Andrew you've definitely nailed all the points we're looking for and added some (3) and (4) that we hadn't thought about, but could definitely find extremely useful in the long run as team-based learning continues to ramp up. 

For our professional programs we tend to work a lot with discussions, and as a workaround to true intra-group peer reviews and due dates for peer reviews, we end up creating two separate graded group discussions and manually assign peer reviews to group members only. 

Here's the feature request for the Due date for completing the peer review:

https://community.canvaslms.com/thread/3207 

Best,

Alex

tslee
Community Participant

me too! this feature would support "group projects".   

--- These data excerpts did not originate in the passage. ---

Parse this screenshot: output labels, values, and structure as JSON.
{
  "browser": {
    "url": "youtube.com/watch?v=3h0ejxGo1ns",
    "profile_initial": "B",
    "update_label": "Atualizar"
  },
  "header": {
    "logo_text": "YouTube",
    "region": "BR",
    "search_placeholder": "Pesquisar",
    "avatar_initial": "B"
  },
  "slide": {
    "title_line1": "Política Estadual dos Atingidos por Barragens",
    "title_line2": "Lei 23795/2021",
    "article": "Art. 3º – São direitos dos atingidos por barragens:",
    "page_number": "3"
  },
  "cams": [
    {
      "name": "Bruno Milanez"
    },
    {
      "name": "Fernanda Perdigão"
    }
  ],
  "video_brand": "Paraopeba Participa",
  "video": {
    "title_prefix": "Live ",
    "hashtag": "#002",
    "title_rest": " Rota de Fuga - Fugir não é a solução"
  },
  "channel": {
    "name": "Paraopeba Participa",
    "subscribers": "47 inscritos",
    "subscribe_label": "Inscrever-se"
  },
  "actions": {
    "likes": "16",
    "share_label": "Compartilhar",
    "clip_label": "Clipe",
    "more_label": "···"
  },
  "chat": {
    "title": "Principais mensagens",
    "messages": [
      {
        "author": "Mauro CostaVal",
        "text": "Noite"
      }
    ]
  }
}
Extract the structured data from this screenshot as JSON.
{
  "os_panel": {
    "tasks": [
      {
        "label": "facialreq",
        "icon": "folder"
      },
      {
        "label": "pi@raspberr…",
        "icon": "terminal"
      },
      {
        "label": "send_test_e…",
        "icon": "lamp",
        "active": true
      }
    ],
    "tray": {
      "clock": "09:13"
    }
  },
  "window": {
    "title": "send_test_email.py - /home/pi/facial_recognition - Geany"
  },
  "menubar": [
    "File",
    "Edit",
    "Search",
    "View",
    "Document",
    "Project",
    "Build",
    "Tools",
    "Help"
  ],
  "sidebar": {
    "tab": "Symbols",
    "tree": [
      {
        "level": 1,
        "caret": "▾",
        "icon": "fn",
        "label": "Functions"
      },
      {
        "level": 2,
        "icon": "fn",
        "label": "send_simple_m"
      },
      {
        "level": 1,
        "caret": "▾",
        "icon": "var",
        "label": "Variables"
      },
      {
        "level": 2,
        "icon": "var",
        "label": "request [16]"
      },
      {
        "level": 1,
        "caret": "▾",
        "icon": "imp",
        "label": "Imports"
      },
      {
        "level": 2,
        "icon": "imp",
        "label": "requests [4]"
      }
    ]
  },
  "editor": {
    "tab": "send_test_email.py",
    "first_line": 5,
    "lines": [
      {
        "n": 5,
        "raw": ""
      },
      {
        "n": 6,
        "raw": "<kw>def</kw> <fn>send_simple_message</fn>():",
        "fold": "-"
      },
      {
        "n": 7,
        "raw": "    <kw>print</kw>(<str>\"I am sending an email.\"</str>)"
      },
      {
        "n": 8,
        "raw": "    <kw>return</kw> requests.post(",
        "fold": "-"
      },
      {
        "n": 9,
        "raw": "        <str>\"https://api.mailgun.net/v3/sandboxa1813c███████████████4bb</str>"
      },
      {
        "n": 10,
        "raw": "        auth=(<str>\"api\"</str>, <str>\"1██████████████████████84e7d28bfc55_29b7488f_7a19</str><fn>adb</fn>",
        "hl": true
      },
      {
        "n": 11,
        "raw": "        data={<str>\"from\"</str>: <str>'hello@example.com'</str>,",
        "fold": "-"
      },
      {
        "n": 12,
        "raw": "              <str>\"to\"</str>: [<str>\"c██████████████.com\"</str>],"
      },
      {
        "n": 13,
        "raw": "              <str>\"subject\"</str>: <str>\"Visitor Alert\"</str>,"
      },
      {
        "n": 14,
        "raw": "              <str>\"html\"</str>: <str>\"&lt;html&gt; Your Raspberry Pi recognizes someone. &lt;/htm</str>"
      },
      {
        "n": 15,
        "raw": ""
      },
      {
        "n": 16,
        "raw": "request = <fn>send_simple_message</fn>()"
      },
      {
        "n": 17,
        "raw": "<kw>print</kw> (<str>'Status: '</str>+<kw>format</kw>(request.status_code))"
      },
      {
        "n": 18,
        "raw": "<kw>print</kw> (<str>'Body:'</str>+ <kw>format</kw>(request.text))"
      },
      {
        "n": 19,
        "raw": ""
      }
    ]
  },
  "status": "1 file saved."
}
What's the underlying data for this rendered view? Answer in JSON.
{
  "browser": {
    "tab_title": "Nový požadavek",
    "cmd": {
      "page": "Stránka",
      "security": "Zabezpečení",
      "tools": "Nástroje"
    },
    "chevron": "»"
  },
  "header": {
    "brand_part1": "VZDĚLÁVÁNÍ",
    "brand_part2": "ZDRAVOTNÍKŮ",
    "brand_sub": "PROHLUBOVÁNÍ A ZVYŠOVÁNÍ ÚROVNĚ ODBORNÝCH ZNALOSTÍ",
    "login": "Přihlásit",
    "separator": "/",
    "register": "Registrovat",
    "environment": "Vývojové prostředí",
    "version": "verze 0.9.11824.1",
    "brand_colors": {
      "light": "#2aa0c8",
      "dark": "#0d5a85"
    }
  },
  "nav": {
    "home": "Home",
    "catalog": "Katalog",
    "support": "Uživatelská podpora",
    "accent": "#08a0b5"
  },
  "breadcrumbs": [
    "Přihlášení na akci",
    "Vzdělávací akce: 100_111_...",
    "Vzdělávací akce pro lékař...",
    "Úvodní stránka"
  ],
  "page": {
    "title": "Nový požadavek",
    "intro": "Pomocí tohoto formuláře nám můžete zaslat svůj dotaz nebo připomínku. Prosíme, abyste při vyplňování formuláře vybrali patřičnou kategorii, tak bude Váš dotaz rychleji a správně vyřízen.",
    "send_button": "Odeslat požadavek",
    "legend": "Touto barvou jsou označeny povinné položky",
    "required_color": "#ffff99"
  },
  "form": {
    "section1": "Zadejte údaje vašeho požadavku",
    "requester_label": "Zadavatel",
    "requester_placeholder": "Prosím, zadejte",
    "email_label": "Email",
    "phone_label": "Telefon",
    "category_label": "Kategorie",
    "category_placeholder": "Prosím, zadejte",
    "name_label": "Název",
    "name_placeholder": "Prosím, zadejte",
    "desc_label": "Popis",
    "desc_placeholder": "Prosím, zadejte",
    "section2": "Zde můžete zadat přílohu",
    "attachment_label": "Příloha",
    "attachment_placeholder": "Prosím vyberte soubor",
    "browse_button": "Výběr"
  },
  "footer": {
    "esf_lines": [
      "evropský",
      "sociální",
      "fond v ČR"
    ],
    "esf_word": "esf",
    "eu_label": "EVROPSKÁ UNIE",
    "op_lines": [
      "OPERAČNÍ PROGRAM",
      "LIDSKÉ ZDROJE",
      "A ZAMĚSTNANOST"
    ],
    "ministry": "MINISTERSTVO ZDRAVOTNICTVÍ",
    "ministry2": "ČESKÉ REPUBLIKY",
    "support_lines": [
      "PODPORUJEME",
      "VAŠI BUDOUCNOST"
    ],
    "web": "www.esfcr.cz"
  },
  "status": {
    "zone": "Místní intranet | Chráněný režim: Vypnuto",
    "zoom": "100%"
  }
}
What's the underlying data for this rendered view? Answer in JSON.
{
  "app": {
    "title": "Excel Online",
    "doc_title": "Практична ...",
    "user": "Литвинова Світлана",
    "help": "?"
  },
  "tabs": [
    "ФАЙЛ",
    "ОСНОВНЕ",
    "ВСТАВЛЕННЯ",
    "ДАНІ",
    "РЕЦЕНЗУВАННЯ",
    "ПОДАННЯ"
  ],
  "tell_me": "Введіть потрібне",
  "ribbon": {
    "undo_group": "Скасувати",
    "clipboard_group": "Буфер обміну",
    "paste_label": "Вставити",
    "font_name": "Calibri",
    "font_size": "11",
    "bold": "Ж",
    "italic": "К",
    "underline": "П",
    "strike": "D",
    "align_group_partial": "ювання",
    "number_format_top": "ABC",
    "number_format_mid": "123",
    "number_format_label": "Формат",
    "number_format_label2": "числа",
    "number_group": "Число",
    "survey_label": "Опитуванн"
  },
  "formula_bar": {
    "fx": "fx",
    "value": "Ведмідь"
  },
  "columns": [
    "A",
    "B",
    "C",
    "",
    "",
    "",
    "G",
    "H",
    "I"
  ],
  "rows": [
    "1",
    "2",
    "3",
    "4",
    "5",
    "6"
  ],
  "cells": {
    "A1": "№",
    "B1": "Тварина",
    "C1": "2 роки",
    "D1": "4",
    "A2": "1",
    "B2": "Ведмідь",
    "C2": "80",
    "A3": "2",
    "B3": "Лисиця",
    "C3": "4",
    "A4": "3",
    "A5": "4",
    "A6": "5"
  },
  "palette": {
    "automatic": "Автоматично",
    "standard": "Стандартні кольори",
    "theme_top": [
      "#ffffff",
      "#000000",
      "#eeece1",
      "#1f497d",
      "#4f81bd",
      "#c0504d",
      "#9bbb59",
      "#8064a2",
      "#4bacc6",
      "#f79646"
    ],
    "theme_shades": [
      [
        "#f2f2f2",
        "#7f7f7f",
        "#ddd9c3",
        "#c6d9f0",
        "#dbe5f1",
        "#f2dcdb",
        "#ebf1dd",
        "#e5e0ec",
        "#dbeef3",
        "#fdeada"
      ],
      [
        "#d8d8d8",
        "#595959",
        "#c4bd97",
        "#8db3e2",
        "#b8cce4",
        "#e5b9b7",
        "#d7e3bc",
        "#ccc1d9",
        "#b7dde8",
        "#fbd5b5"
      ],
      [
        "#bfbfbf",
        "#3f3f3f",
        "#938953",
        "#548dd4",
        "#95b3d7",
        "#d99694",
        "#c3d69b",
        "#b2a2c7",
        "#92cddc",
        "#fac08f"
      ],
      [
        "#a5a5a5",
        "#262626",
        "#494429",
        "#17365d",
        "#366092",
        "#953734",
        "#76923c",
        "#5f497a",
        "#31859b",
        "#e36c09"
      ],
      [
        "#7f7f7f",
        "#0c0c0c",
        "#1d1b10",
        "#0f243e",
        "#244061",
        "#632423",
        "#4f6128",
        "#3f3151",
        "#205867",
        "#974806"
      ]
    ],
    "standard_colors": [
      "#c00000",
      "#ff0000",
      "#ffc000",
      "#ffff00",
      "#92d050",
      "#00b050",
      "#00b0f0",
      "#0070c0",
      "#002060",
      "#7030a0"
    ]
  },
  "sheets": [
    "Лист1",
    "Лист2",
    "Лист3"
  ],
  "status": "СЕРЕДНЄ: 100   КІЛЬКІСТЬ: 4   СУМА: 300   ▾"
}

two more feature requests come to my mind 

 1.  ability to peer review within my group for discussion forums

 2.  I like that in peer review page as teacher I can see who has completed and hasn't completed their peer review. Is there way to also see this in the course gradebook (via "Grades" link)?   I like the way I can see in "Grades" link whether a student has submitted an assignment (teacher sees a icon place holder in student's row) but I am not seeing another icon for whether student submits peer review.    Having 2 places for this visual cue would be helpful.

James
Community Champion

I've just released a user script that will automatically assign peer reviews to everyone in the same group as the user. It is not as flexible as some people wanted, but it may meet the needs of some.